Which SQL statement is used to delete data from a table?

Understanding SQL DELETE Statement

The SQL DELETE statement is used to remove rows from a table. Unlike the TRUNCATE statement which removes all rows, DELETE allows for more selectivity through the use of a WHERE clause. The REMOVE does not exist in SQL, confirming that the correct answer to the question is indeed the DELETE statement.

Take an example where we have an employees table, and we want to delete a specific employee whose emp_id is '1001'. The SQL statement would look like this:

DELETE FROM employees
WHERE emp_id = '1001';

The above command deletes only the specific row where 'emp_id' matches '1001'. If you want to delete all the rows from the employees table, you can use the DELETE statement without the WHERE clause - but be cautious as this will eliminate all your data:

DELETE FROM employees;

However, using the DELETE statement without a WHERE clause may not be a recommendable action, especially in a production database because it can lead to data loss. Instead, it is often advisable to use the TRUNCATE statement to remove all rows, since TRUNCATE is faster and uses fewer system and transaction log resources.

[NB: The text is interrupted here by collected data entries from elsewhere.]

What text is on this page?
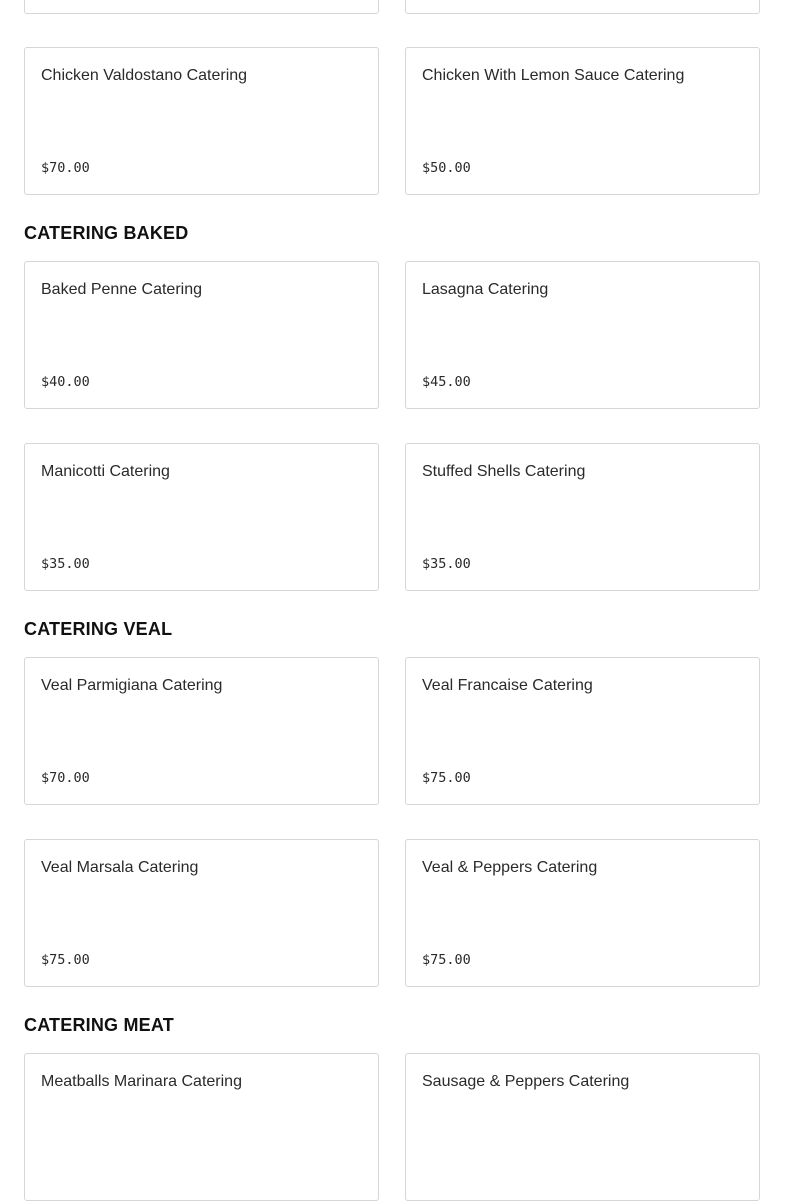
Chicken Valdostano Catering
$70.00
Chicken With Lemon Sauce Catering
$50.00
CATERING BAKED
Baked Penne Catering
$40.00
Lasagna Catering
$45.00
Manicotti Catering
$35.00
Stuffed Shells Catering
$35.00
CATERING VEAL
Veal Parmigiana Catering
$70.00
Veal Francaise Catering
$75.00
Veal Marsala Catering
$75.00
Veal & Peppers Catering
$75.00
CATERING MEAT
Meatballs Marinara Catering	Sausage & Peppers Catering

While the DELETE statement deletes rows one at a time and records an entry in the transaction log for each deleted row, TRUNCATE deallocates data page by page, making it a more efficient solution when all rows are to be removed.

But as per the original question, when it comes to deleting selective data from SQL table, the DELETE statement is the apt tool. Always remember to ensure you have a good handle on your WHERE clauses to accurately target the data you need to delete, especially when dealing with vital data. In addition, before running any DELETE statement, it's a good practice to run a SELECT statement first with the same WHERE clause to confirm you're deleting the intended records.